Ravenscroft Road, BR3

Place Name

Francis Ravenscroft (1829 – 1902) was an heir of the wig and tailoring company Ede & Ravenscroft, founded in 1689, and thought to be the oldest firm of tailors in the world. The company, originally based around today’s Aldwych, grew to become a favourite at court providing clothing and wigs to the royal household and the legal profession. It was from this fortune that the Ravenscrofts were able to found their own bank in 1851. Francis who was an astute businessman in his own right, had attended the London Mechanics’ Institute, part of Birkbeck College, which had been founded by Dr George Birkbeck (1776 – 1841) a physician and a pioneer of adult education. The family, themselves no strangers to philanthropy, so admired Birkbeck’s principles that they named their new enterprise Birkbeck Bank and the Birkbeck Building Society.

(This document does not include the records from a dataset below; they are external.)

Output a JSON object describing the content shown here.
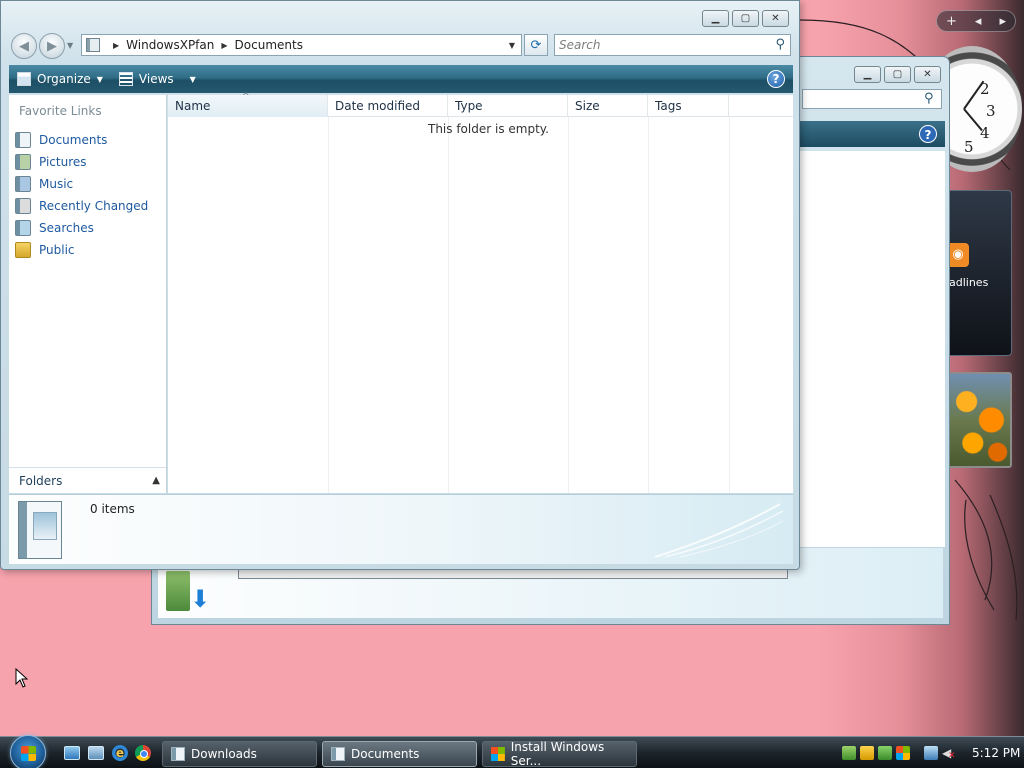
{
  "window": {
    "breadcrumb": [
      "WindowsXPfan",
      "Documents"
    ],
    "search_placeholder": "Search",
    "toolbar": {
      "organize": "Organize",
      "views": "Views"
    },
    "nav_pane": {
      "title": "Favorite Links",
      "items": [
        {
          "label": "Documents",
          "icon": "documents-folder-icon"
        },
        {
          "label": "Pictures",
          "icon": "pictures-folder-icon"
        },
        {
          "label": "Music",
          "icon": "music-folder-icon"
        },
        {
          "label": "Recently Changed",
          "icon": "recently-changed-icon"
        },
        {
          "label": "Searches",
          "icon": "searches-folder-icon"
        },
        {
          "label": "Public",
          "icon": "public-folder-icon"
        }
      ],
      "folders_label": "Folders"
    },
    "columns": [
      "Name",
      "Date modified",
      "Type",
      "Size",
      "Tags"
    ],
    "empty_message": "This folder is empty.",
    "details": {
      "item_count": "0 items"
    }
  },
  "background_window": {
    "gadget_rss_label": "adlines"
  },
  "taskbar": {
    "tasks": [
      {
        "label": "Downloads",
        "icon": "folder-icon"
      },
      {
        "label": "Documents",
        "icon": "folder-icon",
        "active": true
      },
      {
        "label": "Install Windows Ser...",
        "icon": "windows-icon"
      }
    ],
    "clock": "5:12 PM"
  },
  "colors": {
    "desktop": "#f7a3ad",
    "command_bar": "#2f6d87",
    "link": "#1e5aa0",
    "taskbar": "#1d252c"
  }
}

Francis took over the running of the business aged 22 when his father Humphrey died. The young man continued to perpetuate his father’s ideals, namely by encouraging education and helping others to further themselves, as a result they helped to finance much of the 19thCentury residential development across Greater London through the Birkbeck Freehold Land Society. By 1903 the bank, now based at Southampton Buildings, in Chancery Lane, and managed by Francis’s son Clarence Ravenscroft, was boasting that it had: “Invested funds, ten millions.” In 1911 the firm was taken over by Westminster Bank. Several streets financed by the bank remember both the bank and its inspiration and the Ravenscroft family.